Acupuncture was initiated twice weekly. Every session began with a 5 minute laser treatment 1000HZ (MR4.Activet) from the base of he skull to the end of the sacrum to decrease spinal cord wind up. For homeostasis/calming effects, the points (all Seirin 0.2x30mm) used were GV20, GV14, and Bai Hui. Most BL points of the spine were treated but initially needled BL 18-28 to treat lumbosacral spinal nerves and added in others on subsequent visits. This area was also treated with EA (Pantheon 4cPro) at a mixed frequency 2Hz-100Hz for 15 minutes with Huato 0.2x30mm needles.

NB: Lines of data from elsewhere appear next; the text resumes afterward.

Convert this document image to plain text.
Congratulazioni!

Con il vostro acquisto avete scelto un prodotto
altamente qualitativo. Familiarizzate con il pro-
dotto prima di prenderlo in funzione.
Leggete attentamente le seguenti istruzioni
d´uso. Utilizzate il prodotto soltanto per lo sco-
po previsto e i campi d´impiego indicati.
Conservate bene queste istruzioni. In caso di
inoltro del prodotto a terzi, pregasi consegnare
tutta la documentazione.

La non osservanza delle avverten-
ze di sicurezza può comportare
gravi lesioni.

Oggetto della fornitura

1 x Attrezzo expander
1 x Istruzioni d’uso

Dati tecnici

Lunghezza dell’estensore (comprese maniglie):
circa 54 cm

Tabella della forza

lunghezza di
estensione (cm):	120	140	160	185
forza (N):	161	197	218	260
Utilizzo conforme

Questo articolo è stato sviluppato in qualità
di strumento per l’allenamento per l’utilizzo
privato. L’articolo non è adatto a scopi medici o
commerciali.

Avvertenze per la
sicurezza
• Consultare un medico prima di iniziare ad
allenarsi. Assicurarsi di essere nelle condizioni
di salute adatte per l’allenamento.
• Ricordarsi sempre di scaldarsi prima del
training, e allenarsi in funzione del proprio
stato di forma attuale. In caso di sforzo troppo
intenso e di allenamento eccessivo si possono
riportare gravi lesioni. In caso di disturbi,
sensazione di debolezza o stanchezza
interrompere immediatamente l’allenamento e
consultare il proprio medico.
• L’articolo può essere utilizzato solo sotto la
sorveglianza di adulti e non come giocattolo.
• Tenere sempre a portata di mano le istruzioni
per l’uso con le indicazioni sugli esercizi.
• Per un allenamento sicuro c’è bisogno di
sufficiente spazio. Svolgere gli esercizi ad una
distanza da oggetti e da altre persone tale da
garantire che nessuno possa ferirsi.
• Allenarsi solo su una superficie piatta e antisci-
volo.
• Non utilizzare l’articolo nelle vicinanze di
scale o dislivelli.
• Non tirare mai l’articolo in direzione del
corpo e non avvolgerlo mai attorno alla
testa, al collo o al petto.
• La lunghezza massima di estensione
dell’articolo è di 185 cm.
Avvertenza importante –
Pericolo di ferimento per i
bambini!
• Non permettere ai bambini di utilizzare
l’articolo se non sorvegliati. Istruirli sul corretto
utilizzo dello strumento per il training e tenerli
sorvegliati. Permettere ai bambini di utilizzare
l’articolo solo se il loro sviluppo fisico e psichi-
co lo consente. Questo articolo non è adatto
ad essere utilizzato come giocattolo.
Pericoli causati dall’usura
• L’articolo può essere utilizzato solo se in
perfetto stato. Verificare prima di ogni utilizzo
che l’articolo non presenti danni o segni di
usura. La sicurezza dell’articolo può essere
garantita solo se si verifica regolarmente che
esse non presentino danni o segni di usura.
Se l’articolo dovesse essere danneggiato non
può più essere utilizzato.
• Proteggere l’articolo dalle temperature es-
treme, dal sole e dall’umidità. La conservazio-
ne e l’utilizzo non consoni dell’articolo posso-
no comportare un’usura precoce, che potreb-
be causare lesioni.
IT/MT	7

BL 27 and 28 were used to target sacral nn 1 and2 for voiding dysfunction and sacral parasympathetic nerves for the large intestine. BL 10 was aded to further decrease spinal cord wind up and tense neck muscles. Bl13-17 covered the remaining tense muscles of the spine and nerve roots. For fecal incontinence, points used were BL 35 (sacral spinal nn and anorectal dysfunction): BL 39 (fibular n), BL 40 (tibial nerve) for extensors and flexors of the pelvic limb and pain in the back and pelvic limb. other points used specifically for fecal incontinence were GV1 (caudal rectal nerve which supplies the external anal sphincter muscle) and CV 1 (perineal nerve); and bilateral proximal 1/3 of the tail to target the foramina between the vertebrae. Tibial nerve stimulation at points K1, BL60, andSP6 was attempted with needling 9sometimes unsuccessfully) and laser (more acceptable to Carlos). In addition to assisting in fecal incontinence, these points could also help with tarsal instability.

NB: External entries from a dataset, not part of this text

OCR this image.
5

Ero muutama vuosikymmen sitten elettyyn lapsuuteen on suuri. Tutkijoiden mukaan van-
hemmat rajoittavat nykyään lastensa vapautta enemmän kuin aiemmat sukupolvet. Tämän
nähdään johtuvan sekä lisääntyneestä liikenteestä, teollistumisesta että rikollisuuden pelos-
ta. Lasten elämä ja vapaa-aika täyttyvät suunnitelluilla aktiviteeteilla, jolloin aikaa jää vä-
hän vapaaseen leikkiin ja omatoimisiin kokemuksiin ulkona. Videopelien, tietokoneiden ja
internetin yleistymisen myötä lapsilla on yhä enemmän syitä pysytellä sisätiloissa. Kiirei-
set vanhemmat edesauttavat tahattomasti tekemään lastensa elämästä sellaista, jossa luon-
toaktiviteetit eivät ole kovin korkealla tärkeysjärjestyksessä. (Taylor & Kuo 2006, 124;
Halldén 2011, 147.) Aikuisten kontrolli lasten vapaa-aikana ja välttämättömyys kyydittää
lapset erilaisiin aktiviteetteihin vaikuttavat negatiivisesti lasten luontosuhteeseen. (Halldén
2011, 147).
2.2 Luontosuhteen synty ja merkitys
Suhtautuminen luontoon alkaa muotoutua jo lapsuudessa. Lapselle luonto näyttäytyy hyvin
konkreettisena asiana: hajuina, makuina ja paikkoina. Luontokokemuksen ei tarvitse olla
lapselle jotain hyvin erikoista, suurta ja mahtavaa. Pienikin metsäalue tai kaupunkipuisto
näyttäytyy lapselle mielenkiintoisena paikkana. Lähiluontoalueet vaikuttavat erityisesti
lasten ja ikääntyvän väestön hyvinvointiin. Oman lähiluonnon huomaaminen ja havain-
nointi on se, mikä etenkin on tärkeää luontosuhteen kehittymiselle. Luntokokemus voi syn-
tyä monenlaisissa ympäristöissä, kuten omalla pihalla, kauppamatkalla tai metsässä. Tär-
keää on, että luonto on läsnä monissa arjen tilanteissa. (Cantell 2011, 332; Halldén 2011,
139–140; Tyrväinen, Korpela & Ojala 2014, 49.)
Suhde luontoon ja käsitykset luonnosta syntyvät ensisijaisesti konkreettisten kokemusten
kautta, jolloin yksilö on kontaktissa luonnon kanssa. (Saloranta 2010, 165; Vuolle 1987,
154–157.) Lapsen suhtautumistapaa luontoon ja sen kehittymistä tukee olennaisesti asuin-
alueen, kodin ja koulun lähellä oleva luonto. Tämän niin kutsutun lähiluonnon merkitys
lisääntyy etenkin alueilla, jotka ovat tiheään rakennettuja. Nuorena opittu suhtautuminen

Outcomes, Discussions, References:
After the first acupuncture treatment, the owner reported no fecal incontinence and Carlos seemed to have more spunk. Videos were taken prior to his second treatment on April 30th and after 3 treatments. The first video shows how happy the owner is for Carlos’s improvement. The second video shows a higher tail carriage with more wagging and a seemingly happy attitude of Carlos. The fecal incontinence did occur infrequently, about once a week, but remarkably better than daily prior to acupuncture. it may have totally ceased if acupuncture could have remained at twice weekly for a longer period of time. Being that Carlos was only on Tramadol and/or Carprofen for flare ups of pain, it is believed that the acu/laser treatments are the reason for the remarkable improvement of Carlos’s mobility, happiness and decrease in fecal incontinence.
Posterior Tibial nerve stimulation for fecal incontinence in humans has been studied )de la Portilla August 2009) and found that ‘percutaneous Tibial nerve stimulation is a minimally invasive and effective treatment option for patients with fecal incontinence.”
Another prospective study involving electro acupuncture found that “EA at S2-3 and perianal region could improve patients voiding abilities”. (Zhishun Liu; Evidence-BasedComplementary and Alternative Medicine Vol. 2013 Article 543174) In Carlos’s case, the sacral nerve roots, sciatic, pudendal and tibial nerves were major targets for his incontinence. It isn’t known if one single area (K13 tibial nerve) vs stimulation of multiple areas would have been as beneficial for fecal incontinence. However, it is highly suggestive that the combination of points and modalities used directly influenced his mobility, well being and reduction of incontinence.